The following articles will be helpful for you as you begin to consider how to not only build instructor presence in your online course, but also how to effectively teach online. The last reading is actually a fantastic website that contains helpful strategies pertaining to building instructor presence. This is a great website to bookmark to save for future use!

Eight Roles of an Effective Online Teacher

How to Be a Better Online Teacher Advice Guide. Please pay particular attention to tips #1 and #2.

Visit the Instructor Presence website and read through the content on the page.

Next, listen to the following podcast. (Optional)

This podcast is optional. You do not need to listen to it at this time. It is a great resource that you may wish to bookmark on your computer and save for future reference. It is a conversation between the hosts of Tea for Teaching, John Kane and Rebecca Mushtare at the State University of New York at Oswego and their guest, Flower Darby who is a Senior Instructional Designer at Northern Arizona University.

This is Episode 71 of the Tea for Teaching podcast. The title is Small Teaching Online.

Please do the following:

Think about the content contained in Unit 1. Reflect on what you watched, read and listened to about creating instructor presence and building online community.

Step 1: Access the Unit 1 Discussion Google Doc and comment on the following:

  • Two things that you learned about creating instructor presence and an online community.
  • One thing you want to implement in your online course.
  • One thing you still have questions about and want to research.

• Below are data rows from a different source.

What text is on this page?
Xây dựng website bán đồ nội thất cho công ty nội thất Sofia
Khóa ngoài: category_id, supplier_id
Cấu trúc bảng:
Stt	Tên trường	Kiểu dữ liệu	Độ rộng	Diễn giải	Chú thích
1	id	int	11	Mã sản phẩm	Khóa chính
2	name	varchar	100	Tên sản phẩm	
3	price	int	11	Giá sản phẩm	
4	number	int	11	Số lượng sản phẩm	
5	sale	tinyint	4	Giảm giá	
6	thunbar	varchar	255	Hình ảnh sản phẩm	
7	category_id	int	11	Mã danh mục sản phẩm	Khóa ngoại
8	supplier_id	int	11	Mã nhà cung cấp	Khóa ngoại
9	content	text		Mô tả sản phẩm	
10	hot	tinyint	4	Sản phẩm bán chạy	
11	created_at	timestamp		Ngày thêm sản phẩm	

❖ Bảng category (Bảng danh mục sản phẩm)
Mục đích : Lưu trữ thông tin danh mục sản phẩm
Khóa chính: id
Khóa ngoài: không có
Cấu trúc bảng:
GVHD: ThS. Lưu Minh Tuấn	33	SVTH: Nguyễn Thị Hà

Step 2: On the Unit 1 Discussion Google Doc, add a comment on an idea shared by another learner.

Step 3: Create a Journal Post using a paper journal and a pen, using Word or Google Docs, or an online journal platform such as Monkkee Live Journal or Tumblr.

This journal post is for your personal use to begin to think about how you will create instructor presence in your online course.

Please reflect on the following questions in your journal post:

  • How do you plan to "show up" in each module or your online course? In what ways will you create instructor presence?
  • How will you build a foundation for a community of learners?